Mais en réalité, c’est généralement le signe qu’une récession se prépare. Cela signifie que les consommateurs N’ACHÈTENT PAS.
Devinez quoi : les Américains adorent acheter. S’ils décident de ne pas acheter (entraînant un excédant de la balance commerciale), cela indique que leur situation financière se dégrade et qu’une récession arrive.
Au cours des dernières années, savez-vous à quel moment le déficit commercial a été le plus faible ? En 2001-2002 et en 2009, autrement dit, LORSQUE L’ÉCONOMIE ALLAIT MAL.
Les déficits commerciaux sont une bonne chose.
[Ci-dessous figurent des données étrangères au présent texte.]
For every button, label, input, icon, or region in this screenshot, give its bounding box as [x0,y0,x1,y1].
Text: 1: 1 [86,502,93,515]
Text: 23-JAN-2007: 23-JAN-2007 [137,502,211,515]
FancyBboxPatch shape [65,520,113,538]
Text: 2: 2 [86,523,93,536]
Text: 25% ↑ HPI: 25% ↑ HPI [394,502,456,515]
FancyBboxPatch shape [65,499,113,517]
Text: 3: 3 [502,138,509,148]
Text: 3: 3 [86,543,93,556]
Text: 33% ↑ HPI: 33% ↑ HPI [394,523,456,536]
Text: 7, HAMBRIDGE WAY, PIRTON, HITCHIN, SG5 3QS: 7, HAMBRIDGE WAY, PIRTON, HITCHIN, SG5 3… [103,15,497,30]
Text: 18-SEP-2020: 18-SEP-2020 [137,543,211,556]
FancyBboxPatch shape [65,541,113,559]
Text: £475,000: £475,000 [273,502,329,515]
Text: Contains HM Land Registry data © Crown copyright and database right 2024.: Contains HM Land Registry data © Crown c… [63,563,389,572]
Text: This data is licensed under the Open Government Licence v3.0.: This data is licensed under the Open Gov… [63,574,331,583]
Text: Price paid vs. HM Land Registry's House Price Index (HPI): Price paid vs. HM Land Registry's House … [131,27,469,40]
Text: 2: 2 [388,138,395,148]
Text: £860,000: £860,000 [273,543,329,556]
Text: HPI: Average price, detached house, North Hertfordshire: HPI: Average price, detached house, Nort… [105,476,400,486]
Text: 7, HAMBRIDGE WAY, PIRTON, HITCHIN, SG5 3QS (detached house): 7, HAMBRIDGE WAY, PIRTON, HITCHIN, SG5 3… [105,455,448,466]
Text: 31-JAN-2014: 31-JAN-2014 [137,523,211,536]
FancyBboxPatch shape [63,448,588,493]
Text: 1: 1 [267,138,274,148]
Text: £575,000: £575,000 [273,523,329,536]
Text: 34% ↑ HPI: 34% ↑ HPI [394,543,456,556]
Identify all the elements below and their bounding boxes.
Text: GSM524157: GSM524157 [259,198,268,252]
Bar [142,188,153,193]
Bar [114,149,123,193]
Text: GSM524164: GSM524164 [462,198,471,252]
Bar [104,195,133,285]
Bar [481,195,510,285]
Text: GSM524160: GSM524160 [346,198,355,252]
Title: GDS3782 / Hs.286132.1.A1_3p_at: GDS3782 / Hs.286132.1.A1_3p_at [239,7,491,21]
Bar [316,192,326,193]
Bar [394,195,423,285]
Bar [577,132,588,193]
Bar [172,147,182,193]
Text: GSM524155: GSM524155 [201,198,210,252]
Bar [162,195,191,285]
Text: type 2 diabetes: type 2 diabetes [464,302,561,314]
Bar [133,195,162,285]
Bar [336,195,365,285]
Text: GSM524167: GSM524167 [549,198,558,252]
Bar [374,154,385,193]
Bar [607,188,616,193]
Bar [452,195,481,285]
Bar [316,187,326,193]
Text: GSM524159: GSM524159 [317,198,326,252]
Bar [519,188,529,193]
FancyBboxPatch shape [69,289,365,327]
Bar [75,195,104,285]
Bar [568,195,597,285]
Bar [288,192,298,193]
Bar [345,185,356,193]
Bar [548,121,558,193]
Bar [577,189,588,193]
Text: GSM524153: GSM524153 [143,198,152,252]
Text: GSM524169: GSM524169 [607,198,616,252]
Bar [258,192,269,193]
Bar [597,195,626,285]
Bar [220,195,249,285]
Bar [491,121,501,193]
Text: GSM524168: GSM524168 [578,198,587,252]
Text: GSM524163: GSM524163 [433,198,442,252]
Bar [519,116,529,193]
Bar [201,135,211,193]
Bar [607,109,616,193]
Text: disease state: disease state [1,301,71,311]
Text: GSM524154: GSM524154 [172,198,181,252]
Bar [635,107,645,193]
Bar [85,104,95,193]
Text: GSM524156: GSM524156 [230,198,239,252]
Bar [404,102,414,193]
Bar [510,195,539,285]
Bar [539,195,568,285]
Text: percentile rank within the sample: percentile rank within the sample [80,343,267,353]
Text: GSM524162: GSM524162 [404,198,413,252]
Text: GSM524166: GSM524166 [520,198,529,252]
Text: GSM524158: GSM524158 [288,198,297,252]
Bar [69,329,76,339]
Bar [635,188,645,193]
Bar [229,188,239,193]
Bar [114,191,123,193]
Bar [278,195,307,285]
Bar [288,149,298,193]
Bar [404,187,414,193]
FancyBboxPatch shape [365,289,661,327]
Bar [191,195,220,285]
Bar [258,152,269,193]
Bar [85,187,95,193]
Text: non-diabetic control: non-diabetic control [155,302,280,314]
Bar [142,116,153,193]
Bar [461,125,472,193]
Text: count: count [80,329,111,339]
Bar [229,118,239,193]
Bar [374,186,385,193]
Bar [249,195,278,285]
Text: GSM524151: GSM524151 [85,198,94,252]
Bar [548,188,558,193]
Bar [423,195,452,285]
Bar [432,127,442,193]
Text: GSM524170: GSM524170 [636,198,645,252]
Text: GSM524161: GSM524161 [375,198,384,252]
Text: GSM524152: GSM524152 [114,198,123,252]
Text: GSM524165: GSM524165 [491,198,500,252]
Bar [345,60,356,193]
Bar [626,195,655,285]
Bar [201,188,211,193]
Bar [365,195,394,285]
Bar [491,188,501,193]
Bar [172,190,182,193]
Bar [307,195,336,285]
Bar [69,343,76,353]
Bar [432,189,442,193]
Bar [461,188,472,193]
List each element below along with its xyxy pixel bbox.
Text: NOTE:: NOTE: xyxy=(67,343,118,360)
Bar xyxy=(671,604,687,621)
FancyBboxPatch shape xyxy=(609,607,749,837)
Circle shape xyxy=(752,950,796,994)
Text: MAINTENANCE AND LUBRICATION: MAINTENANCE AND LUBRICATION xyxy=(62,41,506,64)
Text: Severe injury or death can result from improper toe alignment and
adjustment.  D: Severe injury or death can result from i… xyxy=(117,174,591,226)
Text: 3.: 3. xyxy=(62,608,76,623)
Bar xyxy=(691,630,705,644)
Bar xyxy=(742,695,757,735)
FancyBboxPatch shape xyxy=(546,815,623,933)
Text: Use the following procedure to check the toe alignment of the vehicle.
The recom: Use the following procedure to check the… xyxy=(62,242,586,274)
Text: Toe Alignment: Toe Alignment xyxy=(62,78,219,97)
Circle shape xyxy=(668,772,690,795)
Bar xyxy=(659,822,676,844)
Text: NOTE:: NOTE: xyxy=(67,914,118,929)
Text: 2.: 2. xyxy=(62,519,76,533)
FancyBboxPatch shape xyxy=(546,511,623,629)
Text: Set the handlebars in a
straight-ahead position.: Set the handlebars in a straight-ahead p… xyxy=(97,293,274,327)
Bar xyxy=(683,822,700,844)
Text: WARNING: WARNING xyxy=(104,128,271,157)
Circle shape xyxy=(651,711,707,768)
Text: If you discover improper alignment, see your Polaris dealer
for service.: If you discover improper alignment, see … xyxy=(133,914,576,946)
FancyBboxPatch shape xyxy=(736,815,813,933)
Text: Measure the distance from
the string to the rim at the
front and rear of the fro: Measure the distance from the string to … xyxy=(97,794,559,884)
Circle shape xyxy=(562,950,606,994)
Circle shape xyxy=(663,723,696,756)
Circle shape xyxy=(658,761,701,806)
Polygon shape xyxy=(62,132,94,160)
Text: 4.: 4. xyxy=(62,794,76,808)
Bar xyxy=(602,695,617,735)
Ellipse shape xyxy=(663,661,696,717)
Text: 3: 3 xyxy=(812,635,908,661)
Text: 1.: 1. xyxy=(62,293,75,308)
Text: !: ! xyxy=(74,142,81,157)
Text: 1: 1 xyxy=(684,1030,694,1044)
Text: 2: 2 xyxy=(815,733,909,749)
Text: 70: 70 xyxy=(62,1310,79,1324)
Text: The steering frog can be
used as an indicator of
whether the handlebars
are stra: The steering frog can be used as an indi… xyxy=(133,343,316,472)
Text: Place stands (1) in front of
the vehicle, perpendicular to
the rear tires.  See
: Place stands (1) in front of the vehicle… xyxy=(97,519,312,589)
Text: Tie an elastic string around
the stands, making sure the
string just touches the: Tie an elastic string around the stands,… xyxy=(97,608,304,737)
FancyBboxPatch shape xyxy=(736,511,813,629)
Lorsque les ménages gagnent plus d’argent, ils décident de dépenser leurs dollars, ce qui en retour augmente la demande pour les produits américains et donc le niveau des revenus.
(24% de la population était au chômage en 1932, contre 3.9% à la fin de l’année 2018.)
EN RÉSUMÉ
- La correction boursière à laquelle nous avons assisté récemment n’est qu’un soubresaut par rapport à la gigantesque hausse dont nous avons bénéficié au cours de cette décennie.
- Une part importante des ventes de titres en fin d’année correspond à des liquidations de positions perdantes afin de compenser fiscalement les plus-values imposables réalisées après des années de hausse. C’est bon signe pour le mois de janvier.
- Il n’y a aucune raison de penser que nous nous approchons d’une récession.
- N’écoutez pas ce que pense le consensus !
ALORS… QUE DOIS-JE FAIRE ?
Ne paniquez pas. Vivez votre vie normalement. Embrassez quelqu’un chaque jour.